Source code for etl_toolkit.analyses.time

from datetime import datetime, date
from typing import Literal, List, Optional

from pyspark.sql import functions as F, DataFrame, Column
from pyspark.sql import SparkSession
from yipit_databricks_utils.helpers.telemetry import track_usage

from etl_toolkit import expressions as E
from etl_toolkit.exceptions import InvalidInputException
from etl_toolkit.expressions.time import (
    _validate_day_of_week_bounds,
    _normalize_day_of_week_bounds,
)


# Corresponds with https://docs.databricks.com/en/sql/language-manual/functions/weekday.html
# INTEGER where 0 = Monday and 6 = Sunday.
DAY_OF_WEEK_ADJUSTMENT = {
    "MONDAY": 0,
    "TUESDAY": 1,
    "WEDNESDAY": 2,
    "THURSDAY": 3,
    "FRIDAY": 4,
    "SATURDAY": 5,
    "SUNDAY": 6,
}


@track_usage

[docs]
def periods(
    start: datetime | date,
    end: datetime | date,
    steps: int = 1,
    step_unit: Literal[
        "DAY", "WEEK", "MONTH", "QUARTER", "YEAR", "HOUR", "MINUTE", "SECOND"
    ] = "DAY",
    start_day_of_week: Literal[
        "MONDAY", "TUESDAY", "WEDNESDAY", "THURSDAY", "FRIDAY", "SATURDAY", "SUNDAY"
    ] = "MONDAY",
    calendar=None,
    spark: SparkSession = None,
) -> DataFrame:
    """
    Generate a dataframe dynamically based on the start and end values provided,
    with 1 row per interval that has elapsed (``step`` * ``step_unit``) time since the previous row.
    This function can be useful to generate a series of expected dates or timestamps to join to another dataframe.

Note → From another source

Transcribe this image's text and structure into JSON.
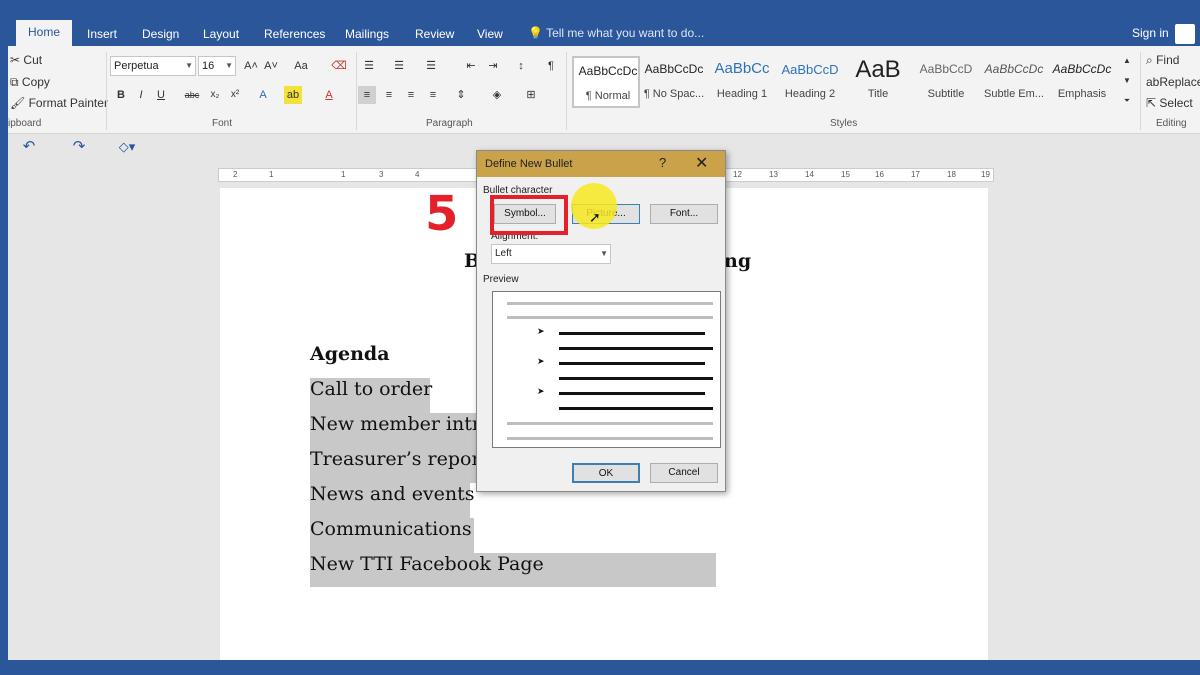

    The output dataframe also includes larger periodicies to round the period up to (ex: week, month, quarter, etc.)

    :param start: The start date or timestamp (datetime) of the dataframe to create. If a ``datetime`` object is supplied the resulting columns will be of timestamp type.
    :param end: The end date or timestamp (datetime) of the dataframe to create. If a ``datetime`` object is supplied the resulting columns will be of timestamp type.
    :param steps: The number of step_units to use between each row's ``period_start`` and ``period_end``
    :param step_unit: The interval of each step to use between each row's ``period_start`` and ``period_end``. A standard calendar is used for quarters.
    :param start_day_of_week: Only used when ``step_unit="WEEK"``. Indicates which day of week to start each period by, ex start every week on Saturday or Mondays. The start value should have the same day of week, otherwise an ``InvalidInputException`` will be raised. By default, weeks start on Monday.
    :param spark: Spark session to use. Generally, this is **not needed** as the session is automatically generated in databricks. It is used by library developers.

    Examples
    ^^^^^^^^^^^
    .. code-block:: python
        :caption: Generate a simple date range with 1 day per row between the specified ``start`` and ``end``.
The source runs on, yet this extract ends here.